Milli Savunma Bakanlığı kaynakları, Suriye'deki son duruma ilişkin sorular üzerine, şu bilgileri paylaştı:
- SDG terör örgütünün silahsızlanma ve Suriye devletine entegrasyon taahhütlerini yerine getirmemesi Suriye'nin birlik ve bütünlüğü ile ulusal güvenliğimize tehdit oluşturmaktadır. Türkiye olarak bu konudaki hassasiyetlerimiz nettir. SDG terör örgütünün süreci sabote eden tavırlarına izin vermeyeceğimiz ve Suriye'nin yeni yönetimiyle işbirliği içinde terörle mücadeleyi kararlılıkla sürdüreceğimiz defalarca belirtilmiştir.
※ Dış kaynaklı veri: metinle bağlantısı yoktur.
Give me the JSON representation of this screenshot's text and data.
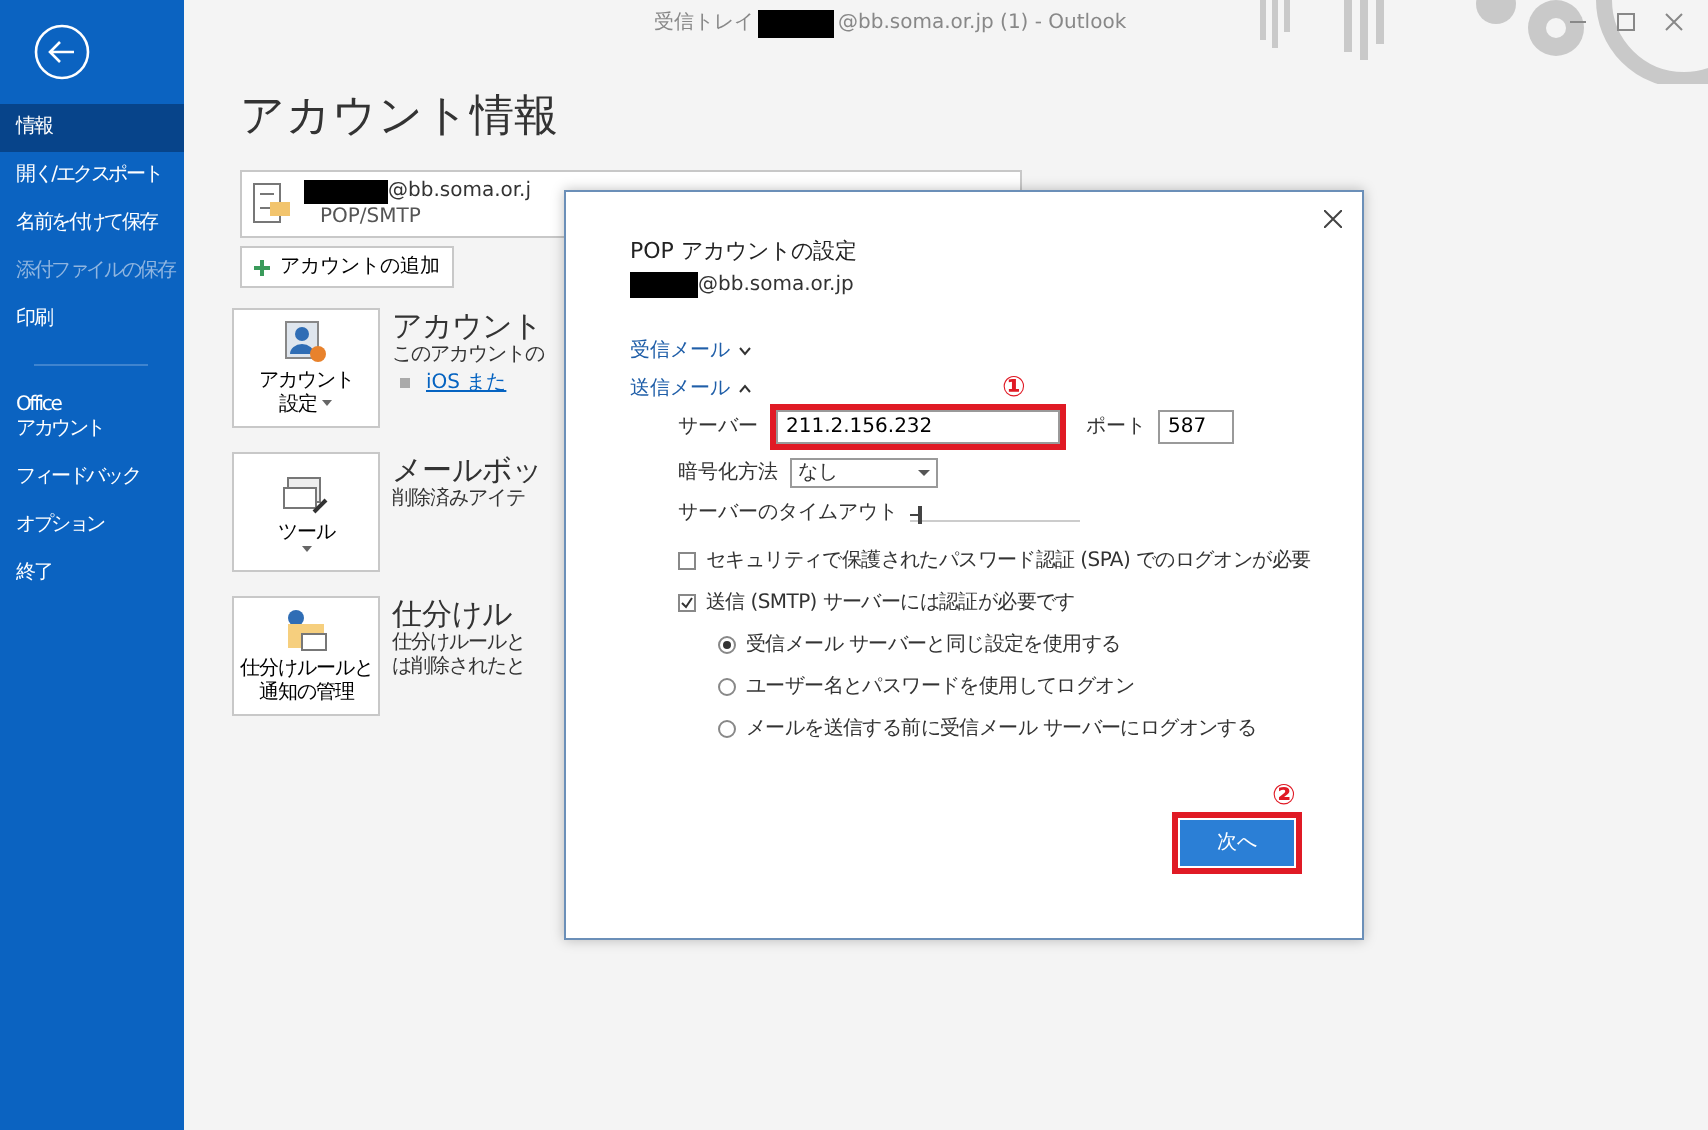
{
  "window": {
    "title_prefix": "受信トレイ",
    "title_suffix": "@bb.soma.or.jp (1)  -  Outlook"
  },
  "sidebar": {
    "groups": [
      [
        {
          "label": "情報",
          "selected": true,
          "disabled": false
        },
        {
          "label": "開く/エクスポート",
          "selected": false,
          "disabled": false
        },
        {
          "label": "名前を付けて保存",
          "selected": false,
          "disabled": false
        },
        {
          "label": "添付ファイルの保存",
          "selected": false,
          "disabled": true
        },
        {
          "label": "印刷",
          "selected": false,
          "disabled": false
        }
      ],
      [
        {
          "label": "Office\nアカウント",
          "selected": false,
          "disabled": false
        },
        {
          "label": "フィードバック",
          "selected": false,
          "disabled": false
        },
        {
          "label": "オプション",
          "selected": false,
          "disabled": false
        },
        {
          "label": "終了",
          "selected": false,
          "disabled": false
        }
      ]
    ]
  },
  "page": {
    "title": "アカウント情報",
    "account": {
      "email": "@bb.soma.or.j",
      "type": "POP/SMTP"
    },
    "add_account": "アカウントの追加",
    "sections": [
      {
        "kind": "settings",
        "button_lines": [
          "アカウント",
          "設定"
        ],
        "dropdown": true,
        "title": "アカウント",
        "lines": [
          "このアカウントの"
        ],
        "link": "iOS また"
      },
      {
        "kind": "tools",
        "button_lines": [
          "ツール"
        ],
        "dropdown": true,
        "title": "メールボッ",
        "lines": [
          "削除済みアイテ"
        ]
      },
      {
        "kind": "rules",
        "button_lines": [
          "仕分けルールと",
          "通知の管理"
        ],
        "dropdown": false,
        "title": "仕分けル",
        "lines": [
          "仕分けルールと",
          "は削除されたと"
        ]
      }
    ]
  },
  "dialog": {
    "title": "POP アカウントの設定",
    "email": "@bb.soma.or.jp",
    "sections": [
      {
        "label": "受信メール",
        "expanded": false
      },
      {
        "label": "送信メール",
        "expanded": true
      }
    ],
    "server_label": "サーバー",
    "server": "211.2.156.232",
    "port_label": "ポート",
    "port": "587",
    "encryption_label": "暗号化方法",
    "encryption": "なし",
    "timeout_label": "サーバーのタイムアウト",
    "timeout": {
      "level": 0.05
    },
    "checkboxes": [
      {
        "label": "セキュリティで保護されたパスワード認証 (SPA) でのログオンが必要",
        "checked": false
      },
      {
        "label": "送信 (SMTP) サーバーには認証が必要です",
        "checked": true
      }
    ],
    "radios": [
      {
        "label": "受信メール サーバーと同じ設定を使用する",
        "selected": true
      },
      {
        "label": "ユーザー名とパスワードを使用してログオン",
        "selected": false
      },
      {
        "label": "メールを送信する前に受信メール サーバーにログオンする",
        "selected": false
      }
    ],
    "next": "次へ"
  },
  "annotations": [
    {
      "label": "①"
    },
    {
      "label": "②"
    }
  ]
}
SDG terör örgütü, Suriye ordusuna entegrasyon sürecine uymalı, Suriye'nin siyasi birliği ve toprak bütünlüğüne zarar verecek her türlü eylem ve söylemden vazgeçmelidir. Türkiye bu sürecin takipçisi olmaya devam edecek ve gerektiğinde hem kendi güvenliği hem de Suriye'nin istikrarına katkı sağlamak için Suriye'ye her türlü desteği verecektir.